Deployment passed successfully on these components:
ovirt-engine-4.2.3.3-0.1.el7.noarch
rhvm-appliance-4.2-20180427.0.el7.noarch
ovirt-hosted-engine-setup-2.2.19-1.el7ev.noarch
ovirt-hosted-engine-ha-2.2.11-1.el7ev.noarch
Linux 3.10.0-862.el7.x86_64 #1 SMP Wed Mar 21 18:14:51 EDT 2018 x86_64 x86_64 x86_64 GNU/Linux
Red Hat Enterprise Linux Server release 7.5 (Maipo)

MS Windows 2016 server was deployed on separate RHV environment on VM.

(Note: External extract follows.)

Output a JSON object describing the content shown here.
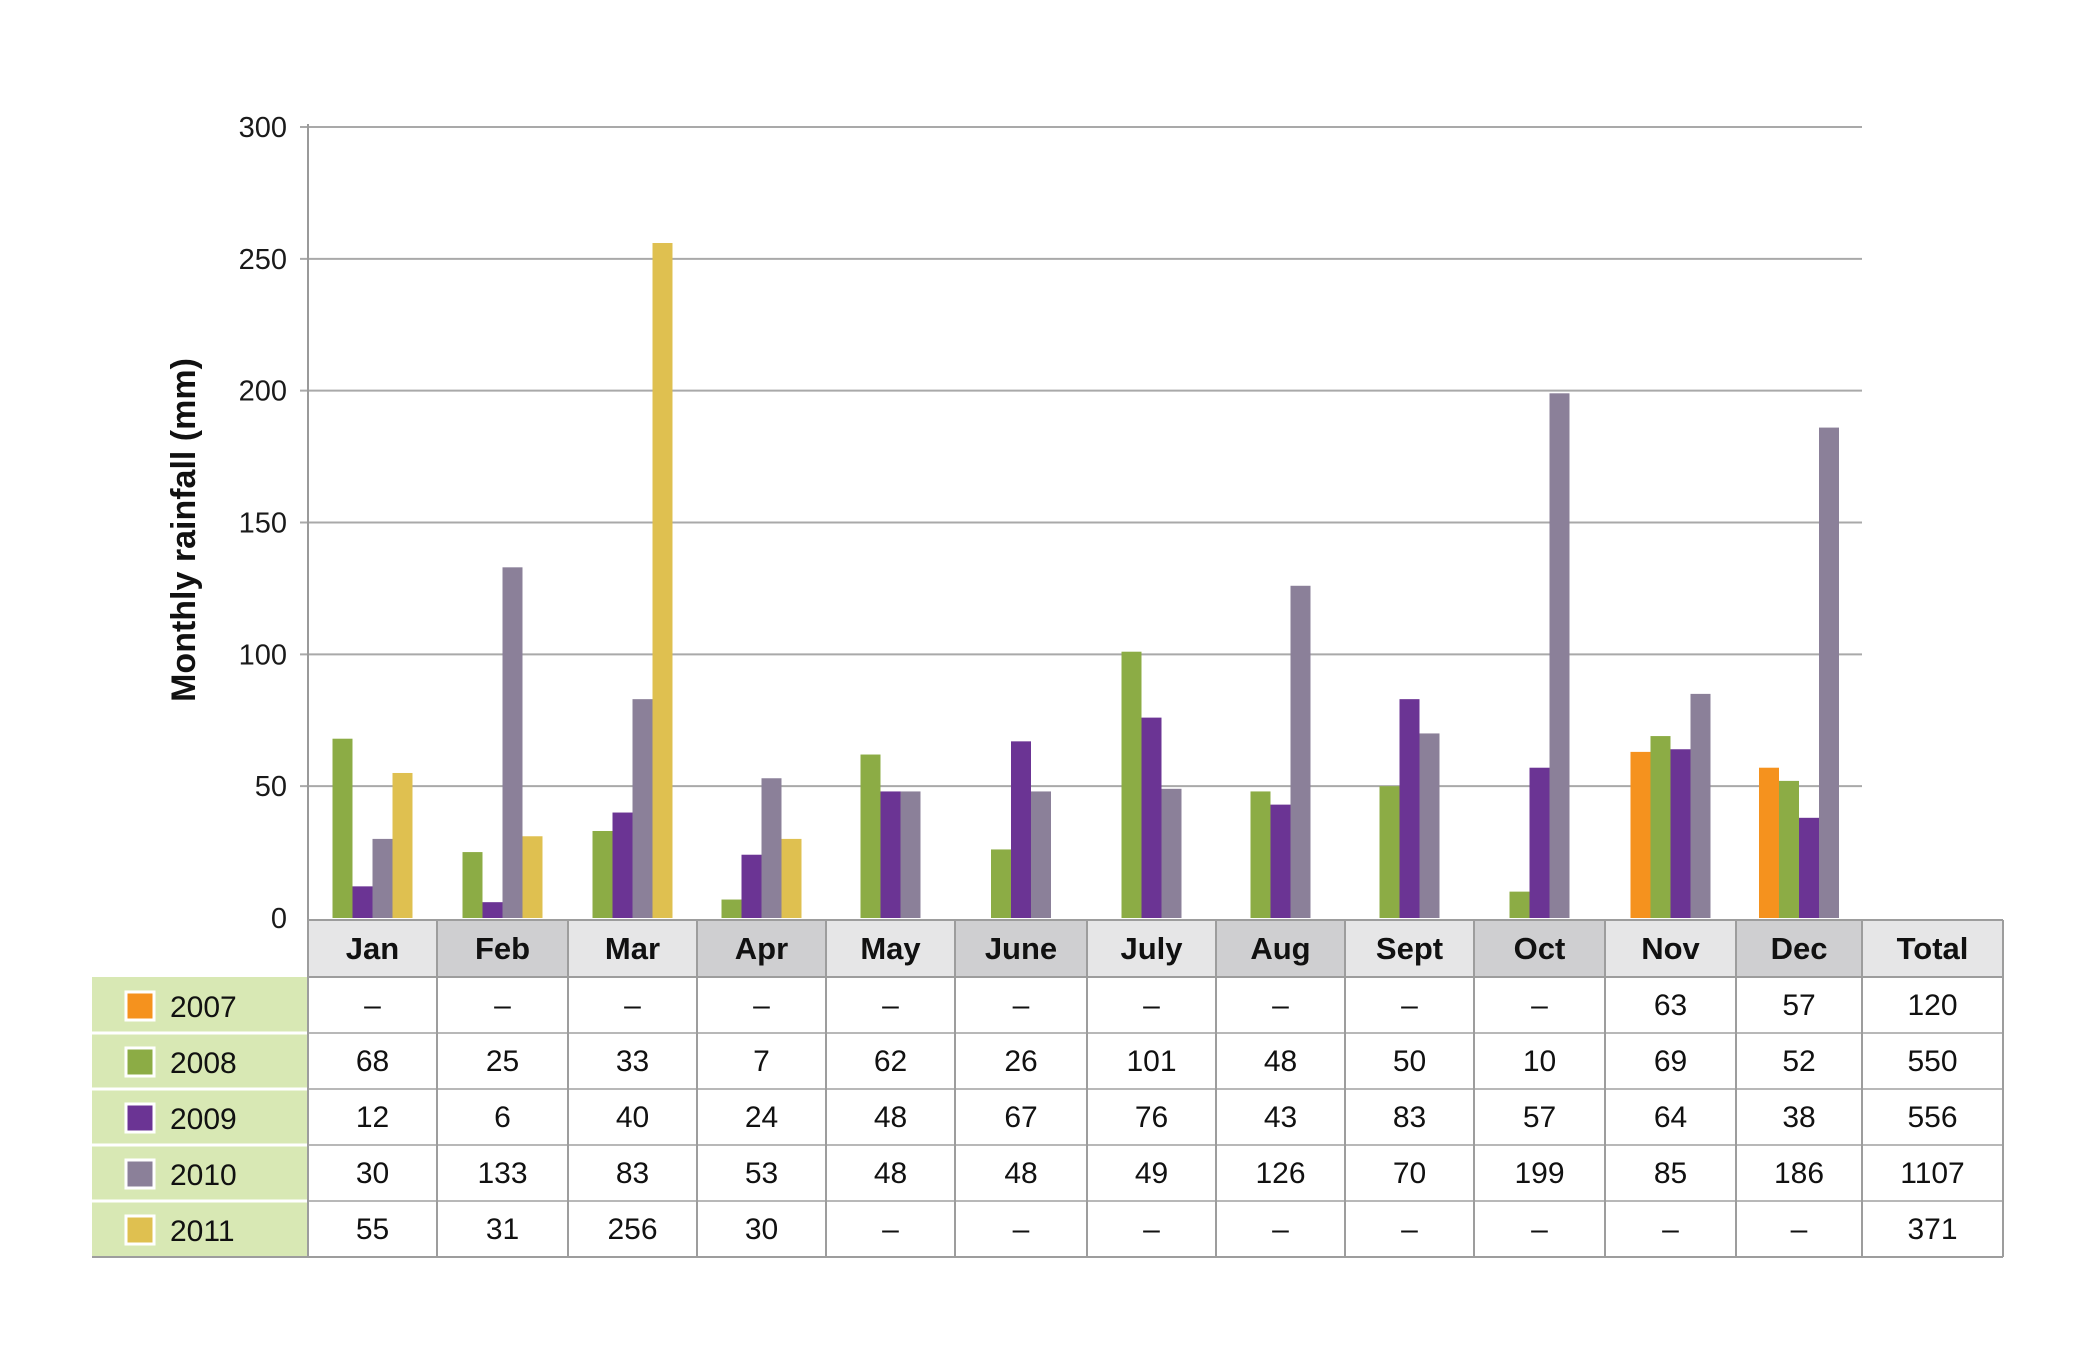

Comment 21 Nikolai Sednev 2018-05-01 13:53:56 UTC
Created attachment 1429179 [details]
Initiators

Comment 22 Sandro Bonazzola 2018-05-04 10:48:16 UTC
This bugzilla is included in oVirt 4.2.2 release, published on March 28th 2018.

Since the problem described in this bug report should be
resolved in oVirt 4.2.2 release, it has been closed with a resolution of CURRENT RELEASE.

If the solution does not work for you, please open a new bug report.